Portuguese: O açougueiro bebê: assassinos mais perversos da Inglaterra:

Que um homem deve matar uma criança é terrível; que uma mulher deve matar uma criança é impensável; mas a mulher que matou cerca de oitenta e três crianças e, talvez, um grande muitos mais. . .
***


O anúncio na coluna "Diversos" do jornal Bristol Tempos & espelho era comovente.


"Wanted", dizia, "mulher respeitável para levar crianças pequenas."


Foi um pedido infelizmente comum na Grã-Bretanha vitoriana, onde a vida era particularmente difícil para as mães solteiras. 25-year-old Evelina Marmon, que dois meses antes, em janeiro de 1896, tinha dado à luz em uma pensão em Cheltenham para uma menina ela, tinha colocado o anúncio nomeou Doris. Evelina era filha de um fazendeiro temente a Deus que havia se extraviado, deixou a fazenda para a vida da cidade e recorreu a trabalhar como garçonete no salão do Hotel Plough, uma antiga estalagem.


Com seu cabelo loiro, figura de seios grandes e raciocínio rápido, ela era popular com seus clientes masculinos - embora que um deles deixado grávida passou sem registro.
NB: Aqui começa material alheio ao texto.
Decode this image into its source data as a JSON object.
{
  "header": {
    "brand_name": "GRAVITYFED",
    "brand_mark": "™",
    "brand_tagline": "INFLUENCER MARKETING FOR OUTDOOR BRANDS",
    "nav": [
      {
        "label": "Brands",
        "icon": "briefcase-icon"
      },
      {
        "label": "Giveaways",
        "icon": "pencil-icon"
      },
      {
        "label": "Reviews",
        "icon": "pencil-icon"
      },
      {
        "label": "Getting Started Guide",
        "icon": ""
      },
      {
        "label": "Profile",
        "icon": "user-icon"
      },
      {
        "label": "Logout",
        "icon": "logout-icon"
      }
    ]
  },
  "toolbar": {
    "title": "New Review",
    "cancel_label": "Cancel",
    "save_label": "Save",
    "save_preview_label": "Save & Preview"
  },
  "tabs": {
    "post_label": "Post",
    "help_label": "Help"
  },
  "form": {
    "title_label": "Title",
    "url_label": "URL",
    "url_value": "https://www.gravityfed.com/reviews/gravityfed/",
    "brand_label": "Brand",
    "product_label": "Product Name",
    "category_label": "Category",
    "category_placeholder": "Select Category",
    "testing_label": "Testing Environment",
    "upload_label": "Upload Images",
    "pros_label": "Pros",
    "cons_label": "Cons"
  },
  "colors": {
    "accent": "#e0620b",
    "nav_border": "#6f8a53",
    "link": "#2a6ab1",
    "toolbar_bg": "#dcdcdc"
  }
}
E agora ela estava deserta, com um bebê que ela amava, mas sabia que não podia trazer-se por conta própria. Ela teria que encontrar um lar adotivo para pouco Doris - para tê-la "adotado para fora", na linguagem do tempo - voltar ao trabalho e esperança em vez de ser capaz de recuperar seu filho. Por acaso, ao lado de seu próprio anúncio, era outro: "Casal com nenhuma família iria adotar criança saudável, agradável casa de campo Termos e £ 10.".


Parecia que a resposta às suas orações, e ela rapidamente contactado o nome na parte inferior, uma Sra Harding. A partir de Oxford Road, em Reading, Sra Harding respondeu em termos de êxtase. "Eu deveria estar feliz por ter um querido bebé pequeno, que eu poderia trazer-se e chamar de meu." Ela descreveu sua situação. "Somos pessoas simples, caseira, em circunstâncias razoavelmente bons. Eu não quero um filho por causa do dinheiro, mas para a companhia e conforto em casa." Eu e meu marido são ternamente Apaixonado por crianças. Eu não tenho nenhum filho meu. Uma criança com me terá uma boa casa e um amor de mãe. "


Sra Harding parecia cada bocado o respeitável, cuidando mulher que Evelina esperava encontrar para Doris e ela escreveu uma vez pedindo-lhe para não considerar qualquer outra pessoa até que eles se conheceram. A resposta veio: "Tenha certeza de que vou fazer meu dever por que filha querida eu vou ser mãe, tanto quanto esteja ao meu alcance.". É simplesmente adorável aqui, saudável e agradável. Há um pomar em frente a nossa porta da frente "Evelina poderia visitar sempre que ela desejou O único problema entre eles era que Evelina realmente queria pagar uma taxa semanal para a filha para ser cuidada enquanto que a Sra Harding preferido -.. Na verdade, insistiu em - a adoção plena e um pagamento one-off com antecedência de £ 10, para o qual "Vou levá-la totalmente, e ela será de nenhuma outra despesa para você".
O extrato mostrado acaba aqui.